Representatives of three solar panel giants, Yingli Green Energy Holdings Co, Trina Solar Ltd. and Canadian Solar Inc., held a press conference Thursday in Beijing, lashing out at the EU penalties and calling for free trade.

In a joint statement, the three said any market restrictive measures would hurt China's solar industry, but would also hinder solar application and development in Europe and have a major negative impact on the EU's economy and employment.

According to a research report by German consulting firm Prognos, the punitive duties could lead to job losses of more than 200,000 in Europe over three years.

Some 1,000 workers gathered at a Yingli factory compound in the city of Baoding in northern China's Hebei Province, holding signs of "No Trade Protection." Workers from other solar firms protested across the country.

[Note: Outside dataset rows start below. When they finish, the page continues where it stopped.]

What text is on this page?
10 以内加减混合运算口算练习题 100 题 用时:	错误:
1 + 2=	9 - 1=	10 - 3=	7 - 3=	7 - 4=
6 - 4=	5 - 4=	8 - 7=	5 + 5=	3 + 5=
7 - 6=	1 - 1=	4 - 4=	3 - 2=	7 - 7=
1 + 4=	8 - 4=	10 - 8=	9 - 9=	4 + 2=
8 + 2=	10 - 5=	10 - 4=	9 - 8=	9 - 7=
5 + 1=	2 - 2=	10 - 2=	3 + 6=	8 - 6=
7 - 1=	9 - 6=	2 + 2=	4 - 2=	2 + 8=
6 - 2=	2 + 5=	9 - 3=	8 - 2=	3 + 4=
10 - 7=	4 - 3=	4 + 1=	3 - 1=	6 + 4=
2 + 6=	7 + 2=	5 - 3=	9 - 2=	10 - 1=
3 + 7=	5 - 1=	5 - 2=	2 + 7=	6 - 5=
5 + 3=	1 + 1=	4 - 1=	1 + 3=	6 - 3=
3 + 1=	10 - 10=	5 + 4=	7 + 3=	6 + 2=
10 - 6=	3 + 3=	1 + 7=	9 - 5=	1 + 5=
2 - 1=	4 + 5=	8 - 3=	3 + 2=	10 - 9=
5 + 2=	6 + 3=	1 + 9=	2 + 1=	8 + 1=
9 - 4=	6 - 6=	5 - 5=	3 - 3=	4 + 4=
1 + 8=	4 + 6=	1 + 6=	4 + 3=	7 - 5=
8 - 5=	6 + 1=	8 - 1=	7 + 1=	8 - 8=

Meng Xiangan, deputy director of China Renewable Energy Society, criticized the EU's move as trade protectionism and believed that China might take retaliatory measures.

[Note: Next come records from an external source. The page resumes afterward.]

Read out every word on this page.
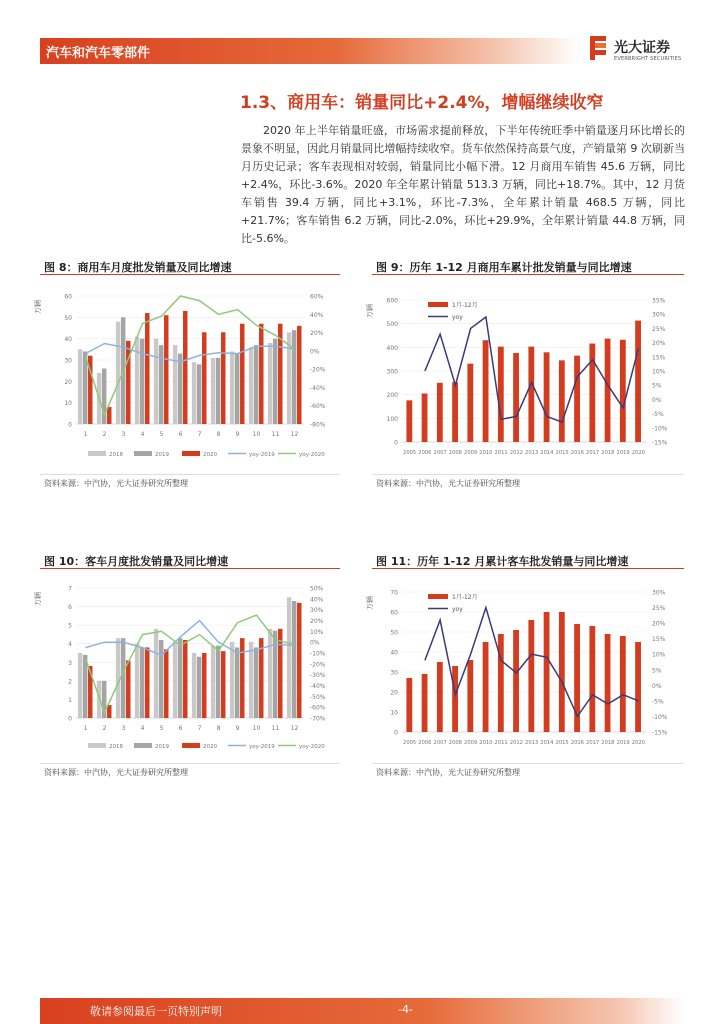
汽车和汽车零部件	光大证券
EVERBRIGHT SECURITIES
1.3、商用车：销量同比+2.4%，增幅继续收窄

2020 年上半年销量旺盛，市场需求提前释放，下半年传统旺季中销量逐月环比增长的景象不明显，因此月销量同比增幅持续收窄。货车依然保持高景气度，产销量第 9 次刷新当月历史记录；客车表现相对较弱，销量同比小幅下滑。12 月商用车销售 45.6 万辆，同比+2.4%，环比-3.6%。2020 年全年累计销量 513.3 万辆，同比+18.7%。其中，12 月货车销售 39.4 万辆，同比+3.1%，环比-7.3%，全年累计销量 468.5 万辆，同比+21.7%；客车销售 6.2 万辆，同比-2.0%，环比+29.9%，全年累计销量 44.8 万辆，同比-5.6%。

图 8：商用车月度批发销量及同比增速
万辆
0
10
20
30
40
50
60
-80%
-60%
-40%
-20%
0%
20%
40%
60%
1	2	3	4	5	6	7	8	9 10 11 12
2018	2019	2020	yoy-2019	yoy-2020
资料来源：中汽协，光大证券研究所整理
图 9：历年 1-12 月商用车累计批发销量与同比增速
万辆
0
100
200
300
400
500
600
-15%
-10%
-5%
0%
5%
10%
15%
20%
25%
30%
35%
2005 2006 2007 2008 2009 2010 2011 2012 2013 2014 2015 2016 2017 2018 2019 2020
1月-12月
yoy
资料来源：中汽协，光大证券研究所整理
图 10：客车月度批发销量及同比增速
万辆
0
1
2
3
4
5
6
7
-70%
-60%
-50%
-40%
-30%
-20%
-10%
0%
10%
20%
30%
40%
50%
1	2	3	4	5	6	7	8	9 10 11 12
2018	2019	2020	yoy-2019	yoy-2020
资料来源：中汽协，光大证券研究所整理
图 11：历年 1-12 月累计客车批发销量与同比增速
万辆
0
10
20
30
40
50
60
70
-15%
-10%
-5%
0%
5%
10%
15%
20%
25%
30%
2005 2006 2007 2008 2009 2010 2011 2012 2013 2014 2015 2016 2017 2018 2019 2020
1月-12月
yoy
资料来源：中汽协，光大证券研究所整理
敬请参阅最后一页特别声明	-4-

Free trade, fair competition, opening-up and cooperation are the key prerequisites to the healthy development of the global PV industry, said Fan Ruifeng, public relations director of Trina Solar Ltd..


The protests came on the heels of an announcement Wednesday by the China Chamber of Commerce for Import and Export of Machinery and Electronic Products (CCCIEMEP) that the first-round of negotiations designed to ease the current solar panel trade spat between China and the EU by agreeing on an export price had failed.

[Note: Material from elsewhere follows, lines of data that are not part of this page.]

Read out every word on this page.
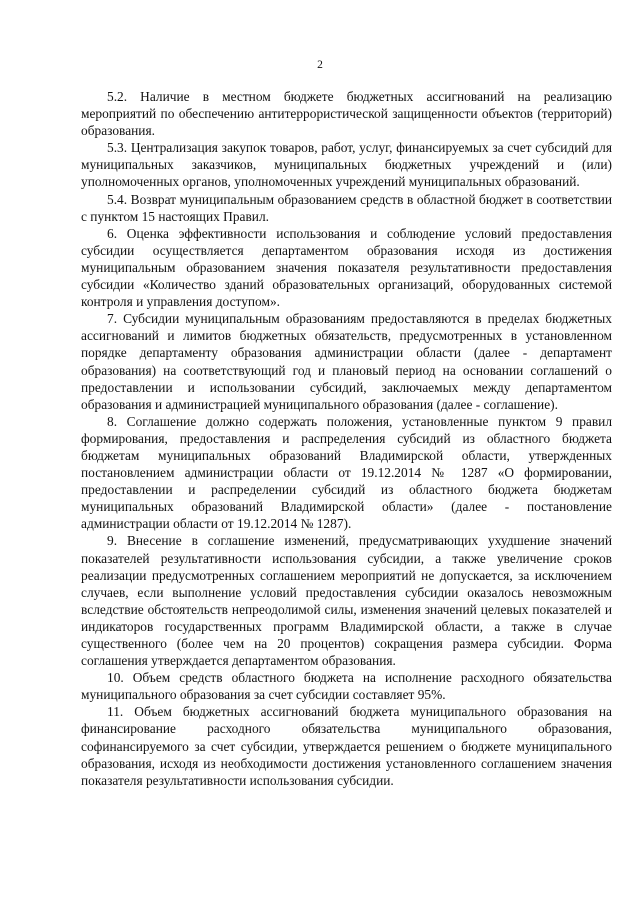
2

5.2. Наличие в местном бюджете бюджетных ассигнований на реализацию мероприятий по обеспечению антитеррористической защищенности объектов (территорий) образования.

5.3. Централизация закупок товаров, работ, услуг, финансируемых за счет субсидий для муниципальных заказчиков, муниципальных бюджетных учреждений и (или) уполномоченных органов, уполномоченных учреждений муниципальных образований.

5.4. Возврат муниципальным образованием средств в областной бюджет в соответствии с пунктом 15 настоящих Правил.

6. Оценка эффективности использования и соблюдение условий предоставления субсидии осуществляется департаментом образования исходя из достижения муниципальным образованием значения показателя результативности предоставления субсидии «Количество зданий образовательных организаций, оборудованных системой контроля и управления доступом».

7. Субсидии муниципальным образованиям предоставляются в пределах бюджетных ассигнований и лимитов бюджетных обязательств, предусмотренных в установленном порядке департаменту образования администрации области (далее - департамент образования) на соответствующий год и плановый период на основании соглашений о предоставлении и использовании субсидий, заключаемых между департаментом образования и администрацией муниципального образования (далее - соглашение).

8. Соглашение должно содержать положения, установленные пунктом 9 правил формирования, предоставления и распределения субсидий из областного бюджета бюджетам муниципальных образований Владимирской области, утвержденных постановлением администрации области от 19.12.2014 № 1287 «О формировании, предоставлении и распределении субсидий из областного бюджета бюджетам муниципальных образований Владимирской области» (далее - постановление администрации области от 19.12.2014 № 1287).

9. Внесение в соглашение изменений, предусматривающих ухудшение значений показателей результативности использования субсидии, а также увеличение сроков реализации предусмотренных соглашением мероприятий не допускается, за исключением случаев, если выполнение условий предоставления субсидии оказалось невозможным вследствие обстоятельств непреодолимой силы, изменения значений целевых показателей и индикаторов государственных программ Владимирской области, а также в случае существенного (более чем на 20 процентов) сокращения размера субсидии. Форма соглашения утверждается департаментом образования.

10. Объем средств областного бюджета на исполнение расходного обязательства муниципального образования за счет субсидии составляет 95%.

11. Объем бюджетных ассигнований бюджета муниципального образования на финансирование расходного обязательства муниципального образования, софинансируемого за счет субсидии, утверждается решением о бюджете муниципального образования, исходя из необходимости достижения установленного соглашением значения показателя результативности использования субсидии.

At the EU's invitation, the chamber sent a negotiation team and put forward pragmatic price undertaking plans, but the EU side turned them down, refusing to answer questions from the Chinese side, said Wang Guiqing, deputy chief of the chamber.

The EU did not show any sincerity in tackling the problems, leading to a breakdown in talks, the agency said.

Price undertaking basically means exporters raise the export cost of a product to avoid the possibility of an anti-dumping duty.

European PV firms have also lodged a separate complaint accusing their Chinese peers of receiving government subsidies that violate international trade rules.

HEAVY BLOW < The punitive duties, if imposed, could deal a heavy blow to China's already struggling PV industry as it relies on the European market, said Zhang Qian, government relations and business development director at Canadian Solar Inc.

China's PV exports to Europe slumped 45.1 percent year on year to 11.2 billion U.S. dollars in 2012, but the value still accounted for nearly half of the country's total shipments, according to statistics from the CCCIEMEP.

China's PV industry has boomed over the past decade, but is now struggling with excess capacity and weak market demand that has forced some small firms out of business and even put some giants on the brink of bankruptcy.

Worse still, leading solar panel maker Wuxi Suntech, a major subsidiary of the New York-listed Suntech Power based in the eastern Chinese city of Wuxi, declared bankruptcy in March.

China-made PV products would completely lose price competitiveness and EU's orders would be awarded to solar firms from Europe, the United States and even Taiwan, said Hou Wentao, an analyst with Guotai Junan Securities.

China might increase domestic solar panel installations to help the industry hedge against the slumps in exports to Europe, added Hou.


"We should change the extensive growth mode and rely more on innovation and technology rather than on cheap labor and resources in grabbing market share and profits," said Meng of China Renewable Energy Society.

Some firms are eyeing emerging markets to help reduce their over-reliance on Europe. ' "We will consider exploring the African and Southeast Asian markets in a bid to reduce the risk posed by the excessive reliance on one single market," said Zhang of Canadian Solar Inc..

"Yingli is preparing for the worst. If the punitive duties are levied, we will move our plant to another country," said Wang Yiyu, Yingli's chief strategy officer. "But China's PV industry would then be struck down completely."